運ばれても尚、レイはクルに抱えられている。


「お前はすぐ怪我放置するからダメ。」

「クル、逃がすなよ。俺は後処理しておく。」


レイはさすがにこうまで言われては諦めるほかないことを察し、はぁ…と零した。そして、やってきた駒場の処置を受ける。駒場の能力で外傷はすぐ治るが、骨折は完治しない。


「レイ、しばらくは安静にね。レントゲン診た限り、肋骨二本、右腕に罅、左指一部骨折、足首に罅。訓練は一週間、絶対禁止よ!」


レイは黙っている。


「っていっても意味ないでしょうけど。」


ジト目で言う駒場。

それに対し、レイは「当然だ。」と、訓練は毎日するもんだという自信に満ちた顔で言った。

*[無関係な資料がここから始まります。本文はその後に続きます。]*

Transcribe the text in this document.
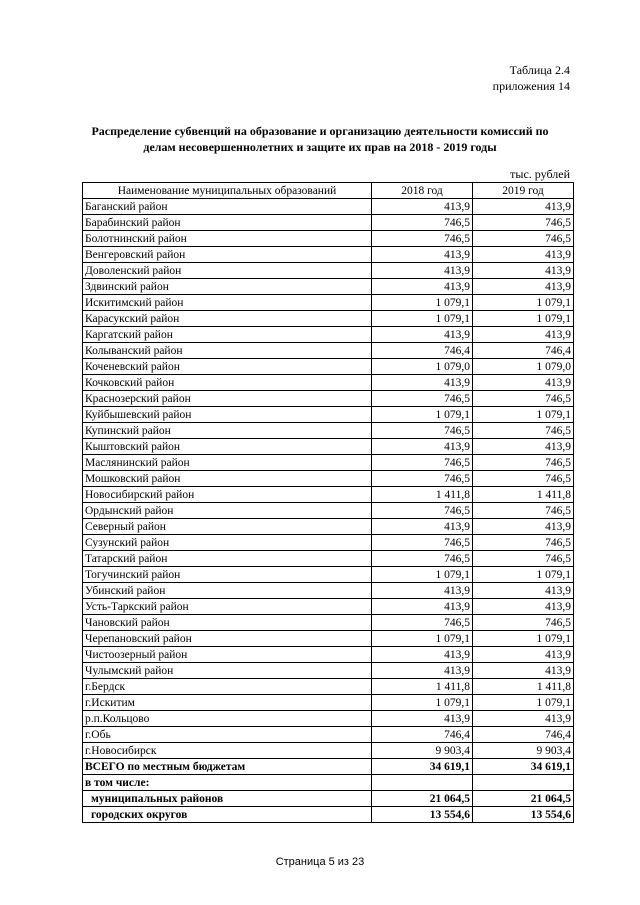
Таблица 2.4
приложения 14
Распределение субвенций на образование и организацию деятельности комиссий по
делам несовершеннолетних и защите их прав на 2018 - 2019 годы
тыс. рублей
Наименование муниципальных образований	2018 год	2019 год
Баганский район	413,9	413,9
Барабинский район	746,5	746,5
Болотнинский район	746,5	746,5
Венгеровский район	413,9	413,9
Доволенский район	413,9	413,9
Здвинский район	413,9	413,9
Искитимский район	1 079,1	1 079,1
Карасукский район	1 079,1	1 079,1
Каргатский район	413,9	413,9
Колыванский район	746,4	746,4
Коченевский район	1 079,0	1 079,0
Кочковский район	413,9	413,9
Краснозерский район	746,5	746,5
Куйбышевский район	1 079,1	1 079,1
Купинский район	746,5	746,5
Кыштовский район	413,9	413,9
Маслянинский район	746,5	746,5
Мошковский район	746,5	746,5
Новосибирский район	1 411,8	1 411,8
Ордынский район	746,5	746,5
Северный район	413,9	413,9
Сузунский район	746,5	746,5
Татарский район	746,5	746,5
Тогучинский район	1 079,1	1 079,1
Убинский район	413,9	413,9
Усть-Таркский район	413,9	413,9
Чановский район	746,5	746,5
Черепановский район	1 079,1	1 079,1
Чистоозерный район	413,9	413,9
Чулымский район	413,9	413,9
г.Бердск	1 411,8	1 411,8
г.Искитим	1 079,1	1 079,1
р.п.Кольцово	413,9	413,9
г.Обь	746,4	746,4
г.Новосибирск	9 903,4	9 903,4
ВСЕГО по местным бюджетам	34 619,1	34 619,1
в том числе:		
муниципальных районов	21 064,5	21 064,5
городских округов	13 554,6	13 554,6
Страница 5 из 23
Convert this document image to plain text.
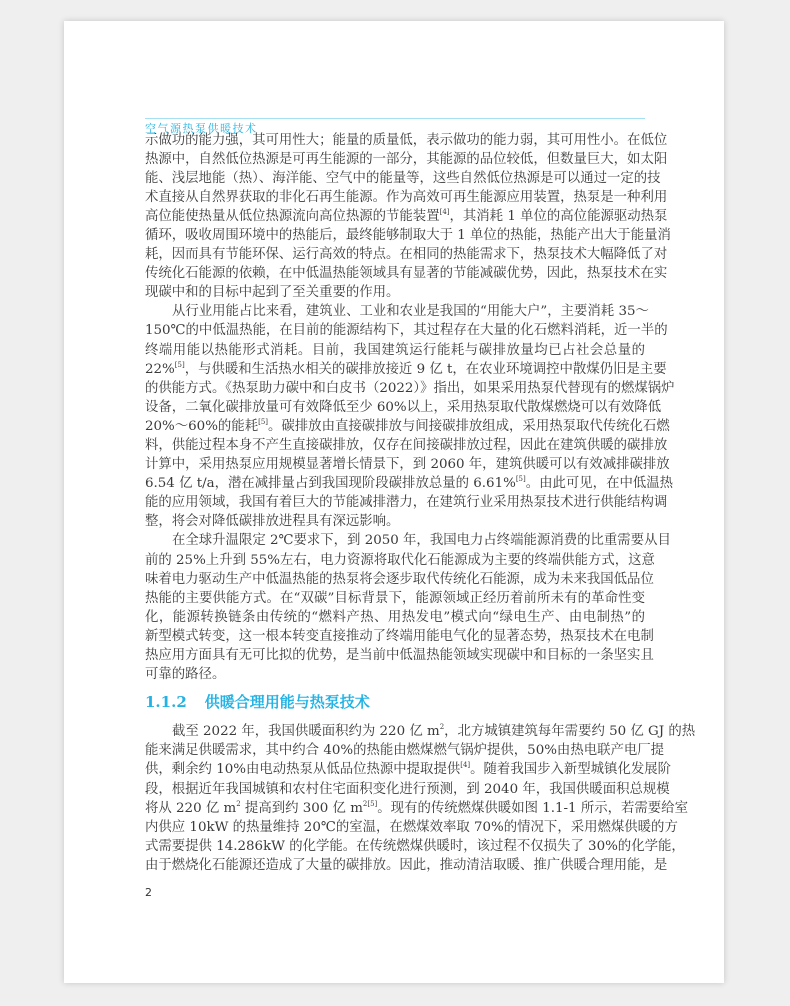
空气源热泵供暖技术
示做功的能力强，其可用性大；能量的质量低，表示做功的能力弱，其可用性小。在低位
热源中，自然低位热源是可再生能源的一部分，其能源的品位较低，但数量巨大，如太阳
能、浅层地能（热）、海洋能、空气中的能量等，这些自然低位热源是可以通过一定的技
术直接从自然界获取的非化石再生能源。作为高效可再生能源应用装置，热泵是一种利用
高位能使热量从低位热源流向高位热源的节能装置[4]，其消耗 1 单位的高位能源驱动热泵
循环，吸收周围环境中的热能后，最终能够制取大于 1 单位的热能，热能产出大于能量消
耗，因而具有节能环保、运行高效的特点。在相同的热能需求下，热泵技术大幅降低了对
传统化石能源的依赖，在中低温热能领域具有显著的节能减碳优势，因此，热泵技术在实
现碳中和的目标中起到了至关重要的作用。
从行业用能占比来看，建筑业、工业和农业是我国的“用能大户”，主要消耗 35～
150℃的中低温热能，在目前的能源结构下，其过程存在大量的化石燃料消耗，近一半的
终端用能以热能形式消耗。目前，我国建筑运行能耗与碳排放量均已占社会总量的
22%[5]，与供暖和生活热水相关的碳排放接近 9 亿 t，在农业环境调控中散煤仍旧是主要
的供能方式。《热泵助力碳中和白皮书（2022）》指出，如果采用热泵代替现有的燃煤锅炉
设备，二氧化碳排放量可有效降低至少 60%以上，采用热泵取代散煤燃烧可以有效降低
20%～60%的能耗[5]。碳排放由直接碳排放与间接碳排放组成，采用热泵取代传统化石燃
料，供能过程本身不产生直接碳排放，仅存在间接碳排放过程，因此在建筑供暖的碳排放
计算中，采用热泵应用规模显著增长情景下，到 2060 年，建筑供暖可以有效减排碳排放
6.54 亿 t/a，潜在减排量占到我国现阶段碳排放总量的 6.61%[5]。由此可见，在中低温热
能的应用领域，我国有着巨大的节能减排潜力，在建筑行业采用热泵技术进行供能结构调
整，将会对降低碳排放进程具有深远影响。
在全球升温限定 2℃要求下，到 2050 年，我国电力占终端能源消费的比重需要从目
前的 25%上升到 55%左右，电力资源将取代化石能源成为主要的终端供能方式，这意
味着电力驱动生产中低温热能的热泵将会逐步取代传统化石能源，成为未来我国低品位
热能的主要供能方式。在“双碳”目标背景下，能源领域正经历着前所未有的革命性变
化，能源转换链条由传统的“燃料产热、用热发电”模式向“绿电生产、由电制热”的
新型模式转变，这一根本转变直接推动了终端用能电气化的显著态势，热泵技术在电制
热应用方面具有无可比拟的优势，是当前中低温热能领域实现碳中和目标的一条坚实且
可靠的路径。
1.1.2 供暖合理用能与热泵技术
截至 2022 年，我国供暖面积约为 220 亿 $m^2$，北方城镇建筑每年需要约 50 亿 GJ 的热
能来满足供暖需求，其中约合 40%的热能由燃煤燃气锅炉提供，50%由热电联产电厂提
供，剩余约 10%由电动热泵从低品位热源中提取提供[4]。随着我国步入新型城镇化发展阶
段，根据近年我国城镇和农村住宅面积变化进行预测，到 2040 年，我国供暖面积总规模
将从 220 亿 $m^2$ 提高到约 300 亿 $m^{2[5]}$。现有的传统燃煤供暖如图 1.1-1 所示，若需要给室
内供应 10kW 的热量维持 20℃的室温，在燃煤效率取 70%的情况下，采用燃煤供暖的方
式需要提供 14.286kW 的化学能。在传统燃煤供暖时，该过程不仅损失了 30%的化学能，
由于燃烧化石能源还造成了大量的碳排放。因此，推动清洁取暖、推广供暖合理用能，是
2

「当然だ、じゃないわよ、せめて誰か付けておいてね。あと、ほんと無茶は止めて。わかった?」

「んー気が向いたらな。」


レイはいたずらっぽく笑うと早速走って駒場の元を離れた。


「レイ!」


それを見て怒鳴ったがレイはもういなかった。


駒場は俺をレイ監視係に任命し、メンバーにレイの訓練を見かけたら、止めるよう勧告を出した。


うちのリーダーは普段冷静なくせに、怪我した時こそ落ち着きが本当にない。ほんと、こっちは心配でたまらないってのにね。